Someone give Clive Owen an award -- because he really REALLY deserves one.

I first saw Owen in Robert Altman's Gosford Park. And even though I watched it in a dark dorm room, on a tiny, stained, computer screen, from a pirated VCD with dark visuals and bad sound that rendered most dialogue incomprehensible, he was still a vivid presence. Gosford Park defined the way I've always looked at Owen since: as the brooding, swarthy, lethal guy, someone you don't want to cross. This is pretty much the persona he projected in his other roles: in Spike Lee's Inside Man and above all, in Mike Nichols Closer.

In Duplicity, which reunites Owen with Closer co-star Julia Roberts, Owen manages the feat of appearing dangerous, competent and goofy, all at the same time. His character, Ray, is a spy (or whatever it is that CIA operatives are supposed to be); a very competent one, we're given to understand, who, unfortunately, goes weak in the knees when he comes face-to-face with a certain woman. And since that certain woman is played by Julia Roberts, perhaps the star of our time, I found it entirely believable. No, actually, let me change that. Owen and Roberts make it entirely believable.

This time the roles from Closer are reversed: she is pretty much in charge and he is understandably smitten by her. (Or is he? It is a testament to Owen's brooding image that I expected him to pull one over her at the last moment -- after all, no one crosses Clive Owen like that!) Writer-director Gilroy gives them lines that ricochet off each other and Roberts and Owen make the most of it. Their banter is perhaps not quite of the same intensity as Hepburn and Grant's in The Philadelphia Story. The difference -- and this is what makes Duplicity a lesser movie -- is that the barbs they trade are for fairly low stakes: they are for our enjoyment and not so that the characters come to a better understanding of each other.

Which, I should add, is clearly intentional. Duplicity is not meant to be a comedy of remarriage. It is a sparkling romance, a nimble comedy, a delicious send-up of the corporate world and a fairly tense thriller (the next-to-last scene had me at the edge of my seat), all at the same time. All this means that you may not quite get your fill of Clive and Julia (I certainly didn't). But no matter: every actor in Duplicity is brilliantly funny (and someone please give the deadpan Paul Giamatti an award too!).
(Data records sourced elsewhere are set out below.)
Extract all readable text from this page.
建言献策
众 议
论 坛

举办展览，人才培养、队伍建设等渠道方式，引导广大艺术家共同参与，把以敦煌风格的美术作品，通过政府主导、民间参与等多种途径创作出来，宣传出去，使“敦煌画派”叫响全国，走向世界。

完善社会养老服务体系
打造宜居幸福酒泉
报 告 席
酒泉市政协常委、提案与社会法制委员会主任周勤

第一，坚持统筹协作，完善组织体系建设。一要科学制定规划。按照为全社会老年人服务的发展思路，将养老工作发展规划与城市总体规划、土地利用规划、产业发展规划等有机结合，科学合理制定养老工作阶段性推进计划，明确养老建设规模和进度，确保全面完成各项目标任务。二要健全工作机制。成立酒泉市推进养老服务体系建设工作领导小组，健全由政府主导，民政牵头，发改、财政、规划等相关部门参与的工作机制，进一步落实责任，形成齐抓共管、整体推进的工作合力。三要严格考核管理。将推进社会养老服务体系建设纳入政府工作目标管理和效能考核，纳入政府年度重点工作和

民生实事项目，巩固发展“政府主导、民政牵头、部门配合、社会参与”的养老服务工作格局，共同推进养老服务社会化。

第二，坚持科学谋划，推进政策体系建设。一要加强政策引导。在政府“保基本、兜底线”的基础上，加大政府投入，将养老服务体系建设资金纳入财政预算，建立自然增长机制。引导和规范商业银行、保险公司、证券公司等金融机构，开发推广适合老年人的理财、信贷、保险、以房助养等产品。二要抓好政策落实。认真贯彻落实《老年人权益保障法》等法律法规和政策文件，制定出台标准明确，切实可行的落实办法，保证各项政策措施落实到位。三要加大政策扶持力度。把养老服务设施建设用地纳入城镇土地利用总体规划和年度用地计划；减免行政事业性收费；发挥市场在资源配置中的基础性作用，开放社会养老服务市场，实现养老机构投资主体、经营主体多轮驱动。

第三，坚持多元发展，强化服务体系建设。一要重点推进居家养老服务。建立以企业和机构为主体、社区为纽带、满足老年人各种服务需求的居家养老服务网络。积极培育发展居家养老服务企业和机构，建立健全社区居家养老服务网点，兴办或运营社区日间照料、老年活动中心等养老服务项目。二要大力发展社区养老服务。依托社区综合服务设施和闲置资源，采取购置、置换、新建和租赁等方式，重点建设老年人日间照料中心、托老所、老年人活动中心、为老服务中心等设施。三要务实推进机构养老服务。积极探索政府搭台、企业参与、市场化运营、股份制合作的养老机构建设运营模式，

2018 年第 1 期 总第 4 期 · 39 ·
All in all, Duplicity is a wonderful movie, better, in my mind, than Gilroy's last (although Michael Clayton was pretty good too). I am not sure how Clive Owen does what he does, how he manages to be competent, and goofy and besotted with Roberts, all at the same time. And while it may not be fair to say that he is the reason the movie works so well -- it is definitely an ensemble piece, and Gilroy's script and the editing are all fabulous -- I will say this: I wish he'd gotten to do Bond. Daniel Craig has certainly re-invented Bond but he's taken all the fun out of it: it's now all deadly serious. Perhaps only Clive Owen could have made Bond more menacing and more fun. Sigh.